The company is also placing long-term bets on targeted protein degradation and funding more than 30 investigator-initiated trials across Korea, many of them exploring new real-world uses for lazertinib, Oh said.

A senior principal scientist on the drug discovery team, following the interview, described the shift as a turning point. “When I look back to my start here in September 2017, we were just starting to gain momentum,” he said. “About a year in, the company began racking up real licensing deals. From my perspective, that moment felt like the inflection point, where we began building the foundation not just for the 100th anniversary but for the century to come."
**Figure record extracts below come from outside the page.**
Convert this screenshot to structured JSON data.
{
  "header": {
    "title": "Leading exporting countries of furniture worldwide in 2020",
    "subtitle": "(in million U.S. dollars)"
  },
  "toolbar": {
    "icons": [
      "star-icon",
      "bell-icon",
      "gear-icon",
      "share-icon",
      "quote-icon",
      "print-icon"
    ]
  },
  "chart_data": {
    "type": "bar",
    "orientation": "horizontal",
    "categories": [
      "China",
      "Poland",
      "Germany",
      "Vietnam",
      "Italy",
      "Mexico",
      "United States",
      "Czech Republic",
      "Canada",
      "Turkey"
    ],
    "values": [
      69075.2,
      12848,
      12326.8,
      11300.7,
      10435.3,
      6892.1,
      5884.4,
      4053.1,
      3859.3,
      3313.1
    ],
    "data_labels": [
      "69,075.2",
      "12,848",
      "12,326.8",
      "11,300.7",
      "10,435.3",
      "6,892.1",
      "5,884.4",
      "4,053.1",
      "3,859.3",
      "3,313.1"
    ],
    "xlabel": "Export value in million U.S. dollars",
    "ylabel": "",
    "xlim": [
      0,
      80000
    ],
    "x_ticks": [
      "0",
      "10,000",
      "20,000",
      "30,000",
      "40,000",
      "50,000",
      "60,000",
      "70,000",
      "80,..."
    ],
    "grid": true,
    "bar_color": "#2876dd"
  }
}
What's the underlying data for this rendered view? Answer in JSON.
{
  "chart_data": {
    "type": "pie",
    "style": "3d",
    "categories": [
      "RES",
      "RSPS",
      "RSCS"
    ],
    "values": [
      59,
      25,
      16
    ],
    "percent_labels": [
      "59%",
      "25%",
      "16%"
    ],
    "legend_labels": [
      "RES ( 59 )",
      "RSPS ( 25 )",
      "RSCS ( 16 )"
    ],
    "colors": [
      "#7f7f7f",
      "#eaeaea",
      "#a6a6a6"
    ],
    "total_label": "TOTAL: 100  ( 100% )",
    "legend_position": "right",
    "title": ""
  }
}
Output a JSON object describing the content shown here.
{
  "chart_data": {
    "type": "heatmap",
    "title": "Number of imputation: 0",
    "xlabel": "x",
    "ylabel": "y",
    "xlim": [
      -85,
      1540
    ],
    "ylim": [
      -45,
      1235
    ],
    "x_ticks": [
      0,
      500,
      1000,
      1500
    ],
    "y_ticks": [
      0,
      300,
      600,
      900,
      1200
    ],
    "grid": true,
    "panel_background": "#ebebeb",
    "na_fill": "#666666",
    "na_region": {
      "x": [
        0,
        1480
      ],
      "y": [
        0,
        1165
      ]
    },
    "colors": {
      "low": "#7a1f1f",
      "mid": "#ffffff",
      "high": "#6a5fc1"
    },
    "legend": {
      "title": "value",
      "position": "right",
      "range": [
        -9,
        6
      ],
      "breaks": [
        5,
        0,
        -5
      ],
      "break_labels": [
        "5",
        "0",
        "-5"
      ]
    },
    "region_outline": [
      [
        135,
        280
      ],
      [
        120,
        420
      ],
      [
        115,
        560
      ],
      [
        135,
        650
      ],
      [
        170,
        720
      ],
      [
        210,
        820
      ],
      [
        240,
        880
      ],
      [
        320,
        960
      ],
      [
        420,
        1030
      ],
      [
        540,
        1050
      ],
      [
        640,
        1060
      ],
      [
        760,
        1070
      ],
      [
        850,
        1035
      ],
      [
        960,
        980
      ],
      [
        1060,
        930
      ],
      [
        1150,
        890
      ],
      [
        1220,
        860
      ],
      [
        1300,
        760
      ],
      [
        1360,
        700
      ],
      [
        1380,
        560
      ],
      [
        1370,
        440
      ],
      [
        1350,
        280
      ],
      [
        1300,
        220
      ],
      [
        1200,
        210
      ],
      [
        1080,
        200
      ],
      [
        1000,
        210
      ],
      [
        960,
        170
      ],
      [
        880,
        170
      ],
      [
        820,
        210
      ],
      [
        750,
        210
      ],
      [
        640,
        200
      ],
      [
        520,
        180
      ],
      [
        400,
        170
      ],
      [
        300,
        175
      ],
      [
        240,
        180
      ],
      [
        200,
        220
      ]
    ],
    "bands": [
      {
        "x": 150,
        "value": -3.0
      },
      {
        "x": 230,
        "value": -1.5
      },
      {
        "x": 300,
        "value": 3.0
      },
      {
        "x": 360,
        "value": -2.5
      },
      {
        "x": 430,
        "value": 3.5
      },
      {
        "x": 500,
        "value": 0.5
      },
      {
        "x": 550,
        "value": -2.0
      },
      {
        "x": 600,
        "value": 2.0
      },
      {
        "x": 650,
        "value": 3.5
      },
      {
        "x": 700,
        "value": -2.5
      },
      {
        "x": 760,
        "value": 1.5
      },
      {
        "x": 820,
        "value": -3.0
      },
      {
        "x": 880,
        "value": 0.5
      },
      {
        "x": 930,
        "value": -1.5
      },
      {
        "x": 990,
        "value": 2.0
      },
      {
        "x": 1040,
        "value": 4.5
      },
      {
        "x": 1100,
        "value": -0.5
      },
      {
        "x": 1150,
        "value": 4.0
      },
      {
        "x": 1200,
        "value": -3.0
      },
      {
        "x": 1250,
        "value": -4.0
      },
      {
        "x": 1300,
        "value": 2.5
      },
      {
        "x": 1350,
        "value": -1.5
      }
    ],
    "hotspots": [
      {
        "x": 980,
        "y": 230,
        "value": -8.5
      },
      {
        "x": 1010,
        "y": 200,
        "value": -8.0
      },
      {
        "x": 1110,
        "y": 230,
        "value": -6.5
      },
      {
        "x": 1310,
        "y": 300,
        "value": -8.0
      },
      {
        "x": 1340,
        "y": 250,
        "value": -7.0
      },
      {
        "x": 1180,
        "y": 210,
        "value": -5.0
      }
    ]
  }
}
That centennial is now a year away. Founded in 1926, Yuhan had once set its sights on cracking the global top 50 by 2026. With 2024 revenue just topping 2 trillion won, Oh admits the target may need to shift. “It’s going to be difficult by revenue alone,” he said. “But it’s still a meaningful benchmark. It reminds us where we want to be.”

Yuhan, after all, plays the long game. Levonex (levonorgestrel), its first in-house small molecule, took 11 years to develop before launching in 2005. In 2013, it became the first Korean pharma to hit $100 million in API exports.

Lazertinib took a decade too, but this time, the payoff is reinvention.